Nicole Glücklich

Geboren 1957 in Rheydt, lebt als freier Autor in Köln.
Studium der Philosophie, Germanistik und Komparatistik in Bonn.
Schon während des Studiums Tätigkeit als Antiquar, zuerst in Bonn, dann ab 1986 in Köln.
Seit den frühen 70er Jahren Studium der asiatischen Kampfkunst.

Neben „Der vierte König“ und anderen Sherlock-Holmes-Pastiches erschienen erst kürzlich seine beiden Geschichten „Ein Drei-Tassen-Problem“ und „Mord im Afrika-Klub“ im emons-Verlag.

1.) Erinnern Sie sich noch, wann Sie Sherlock Holmes zum ersten Mal gelesen haben? Welches Abenteuer war dies und was hat Ihnen damals besonders gut gefallen?

Ich bin erst spät auf Doyle und Sherlock Holmes gestoßen, während meines Examens, 1984, als die Neuübersetzung in den schönen Bänden bei Haffmanns erschien.
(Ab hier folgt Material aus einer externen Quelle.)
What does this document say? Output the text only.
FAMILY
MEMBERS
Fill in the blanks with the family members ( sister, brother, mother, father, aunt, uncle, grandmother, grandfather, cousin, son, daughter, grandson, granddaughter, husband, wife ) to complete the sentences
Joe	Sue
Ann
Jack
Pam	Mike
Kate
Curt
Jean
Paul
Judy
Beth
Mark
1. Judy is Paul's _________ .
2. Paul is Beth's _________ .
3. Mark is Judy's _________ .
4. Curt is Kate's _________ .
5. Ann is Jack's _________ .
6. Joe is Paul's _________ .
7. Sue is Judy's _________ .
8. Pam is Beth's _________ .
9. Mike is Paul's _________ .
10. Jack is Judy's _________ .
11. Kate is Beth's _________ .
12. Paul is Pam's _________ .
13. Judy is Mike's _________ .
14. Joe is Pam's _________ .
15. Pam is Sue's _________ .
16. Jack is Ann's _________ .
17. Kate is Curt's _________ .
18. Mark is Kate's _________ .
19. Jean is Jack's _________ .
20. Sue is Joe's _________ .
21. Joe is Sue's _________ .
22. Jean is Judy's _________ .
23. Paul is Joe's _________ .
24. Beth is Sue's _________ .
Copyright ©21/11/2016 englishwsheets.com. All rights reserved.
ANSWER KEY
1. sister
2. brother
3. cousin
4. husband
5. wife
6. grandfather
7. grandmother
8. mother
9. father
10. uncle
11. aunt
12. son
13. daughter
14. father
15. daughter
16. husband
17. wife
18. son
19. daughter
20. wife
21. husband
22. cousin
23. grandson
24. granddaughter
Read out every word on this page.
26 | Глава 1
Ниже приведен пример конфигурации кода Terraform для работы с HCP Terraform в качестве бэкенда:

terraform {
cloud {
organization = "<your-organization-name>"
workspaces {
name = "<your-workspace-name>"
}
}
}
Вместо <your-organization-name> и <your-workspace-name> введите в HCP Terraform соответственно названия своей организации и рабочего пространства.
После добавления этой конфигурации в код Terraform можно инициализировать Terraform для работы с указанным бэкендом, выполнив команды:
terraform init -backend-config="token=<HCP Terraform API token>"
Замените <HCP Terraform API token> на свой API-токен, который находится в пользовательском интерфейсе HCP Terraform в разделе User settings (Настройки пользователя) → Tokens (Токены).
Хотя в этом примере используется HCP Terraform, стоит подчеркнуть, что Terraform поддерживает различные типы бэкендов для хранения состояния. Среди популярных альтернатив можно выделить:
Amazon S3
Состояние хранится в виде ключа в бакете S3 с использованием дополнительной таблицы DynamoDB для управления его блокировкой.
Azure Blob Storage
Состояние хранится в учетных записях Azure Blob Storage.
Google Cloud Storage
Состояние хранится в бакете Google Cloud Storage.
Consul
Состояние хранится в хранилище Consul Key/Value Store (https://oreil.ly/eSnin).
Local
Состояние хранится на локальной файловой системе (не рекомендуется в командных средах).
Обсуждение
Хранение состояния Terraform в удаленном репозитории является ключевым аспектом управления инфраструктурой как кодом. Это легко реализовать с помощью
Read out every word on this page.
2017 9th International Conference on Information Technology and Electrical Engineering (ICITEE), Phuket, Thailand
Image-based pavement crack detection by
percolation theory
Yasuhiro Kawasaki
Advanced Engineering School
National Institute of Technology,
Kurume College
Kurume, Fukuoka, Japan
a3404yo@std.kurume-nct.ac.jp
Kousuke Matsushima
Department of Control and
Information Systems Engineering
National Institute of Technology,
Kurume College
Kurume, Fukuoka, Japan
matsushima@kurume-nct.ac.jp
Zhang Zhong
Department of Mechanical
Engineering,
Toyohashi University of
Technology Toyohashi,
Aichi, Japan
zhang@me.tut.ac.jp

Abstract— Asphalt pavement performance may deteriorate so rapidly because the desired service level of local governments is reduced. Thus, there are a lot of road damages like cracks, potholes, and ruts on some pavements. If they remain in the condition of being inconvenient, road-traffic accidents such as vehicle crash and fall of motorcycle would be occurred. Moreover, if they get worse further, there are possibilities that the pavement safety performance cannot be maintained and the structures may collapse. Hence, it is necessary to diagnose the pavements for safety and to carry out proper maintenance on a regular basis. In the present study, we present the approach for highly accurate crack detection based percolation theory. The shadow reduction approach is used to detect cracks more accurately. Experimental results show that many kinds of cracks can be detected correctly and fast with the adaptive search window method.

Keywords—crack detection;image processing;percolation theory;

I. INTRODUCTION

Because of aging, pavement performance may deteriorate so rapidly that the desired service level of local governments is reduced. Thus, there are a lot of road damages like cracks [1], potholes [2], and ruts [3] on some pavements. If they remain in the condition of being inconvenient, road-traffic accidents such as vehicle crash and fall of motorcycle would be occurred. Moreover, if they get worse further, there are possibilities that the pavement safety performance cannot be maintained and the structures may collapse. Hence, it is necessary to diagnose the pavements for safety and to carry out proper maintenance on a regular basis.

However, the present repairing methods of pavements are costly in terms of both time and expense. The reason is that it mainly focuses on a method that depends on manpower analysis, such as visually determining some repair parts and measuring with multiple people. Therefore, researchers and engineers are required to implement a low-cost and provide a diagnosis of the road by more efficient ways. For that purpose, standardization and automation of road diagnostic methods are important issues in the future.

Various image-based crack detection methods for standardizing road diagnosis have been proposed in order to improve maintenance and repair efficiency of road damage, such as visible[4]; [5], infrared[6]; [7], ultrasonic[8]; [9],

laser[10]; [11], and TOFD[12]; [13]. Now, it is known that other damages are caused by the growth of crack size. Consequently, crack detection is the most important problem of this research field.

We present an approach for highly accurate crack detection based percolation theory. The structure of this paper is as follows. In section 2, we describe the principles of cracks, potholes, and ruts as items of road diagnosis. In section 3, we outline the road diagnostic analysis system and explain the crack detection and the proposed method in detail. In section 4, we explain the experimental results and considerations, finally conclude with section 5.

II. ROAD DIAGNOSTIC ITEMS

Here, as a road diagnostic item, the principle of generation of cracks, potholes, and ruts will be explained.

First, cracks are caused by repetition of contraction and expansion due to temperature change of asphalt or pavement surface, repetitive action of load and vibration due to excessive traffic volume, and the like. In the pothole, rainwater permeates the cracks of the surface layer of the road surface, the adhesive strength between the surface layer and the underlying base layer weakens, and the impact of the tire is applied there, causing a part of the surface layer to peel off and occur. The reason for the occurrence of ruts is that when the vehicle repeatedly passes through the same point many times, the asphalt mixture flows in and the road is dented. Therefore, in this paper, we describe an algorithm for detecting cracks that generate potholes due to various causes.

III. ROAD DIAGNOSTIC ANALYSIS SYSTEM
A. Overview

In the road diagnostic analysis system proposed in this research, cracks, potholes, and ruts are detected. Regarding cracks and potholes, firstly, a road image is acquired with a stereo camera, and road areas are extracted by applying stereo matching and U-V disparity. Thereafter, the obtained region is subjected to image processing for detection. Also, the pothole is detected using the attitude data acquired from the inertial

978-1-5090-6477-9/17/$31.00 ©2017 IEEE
Damals habe ich den gesamten Kanon gelesen.

2) Lesen Sie heute noch Sherlock-Holmes-Abenteuer?

Eher selten. Für meinen Marius van Larken stand Holmes natürlich Pate, aber zu große Nähe kann manchmal hinderlich sein beim Schreiben.

3) Was verbinden Sie mit Sherlock Holmes und Dr. John H. Watson?

Die Vorstellung einer Zeit, in der Verbrechen mit Stil, Witz und Eleganz aufgeklärt werden. Also ein künstliches Paradies. Das wußten auch die Viktorianer, als sie bei Holmes Tod den Trauerflor anlegten.

4) 1887 erschien das erste Sherlock Holmes Abenteuer. Was denken Sie: Warum ist der berühmte Meisterdetektiv heute noch so populär?

Eine erschöpfende Erklärung für dieses bemerkenswerte – und soweit ich sehe: auch einzigartige – Phänomen habe ich nicht. Sherlock Holmes stellt eine Zäsur dar, mit ihm beginnt die moderne Kriminalliteratur. Doyle hat die verschiedenen Elemente der älteren Kriminalliteratur des 19. Jahrhunderts vereinigt und daraus etwas Neues geschaffen, das bis heute noch nachwirkt und das Genre mitprägt. In diesem Sinne ist Sherlock Holmes nie veraltet.   

5) Basil Rathbone, Jeremy Brett – aber auch Peter Cushing, Roger Moore, Hans Albers, Ian Richardson, Robert Downey Jr. und viele andere mehr. Welcher Schauspieler oder welche Verfilmung gefällt Ihnen besonders?

In die Aufzählung gehört unbedingt noch Christopher Plummer. Auch John Cleese sollte man nicht vergessen. Jeremy Bretts grandiose Interpretation dürfte wohl am ehesten dem Original entsprechen, aber Downey gefällt mir auch sehr gut. Er kommt meiner Vorstellung von Sherlock Holmes ziemlich nahe, und ich hoffe, es gibt ein Wiedersehen mit ihm und Law als Dr. Watson.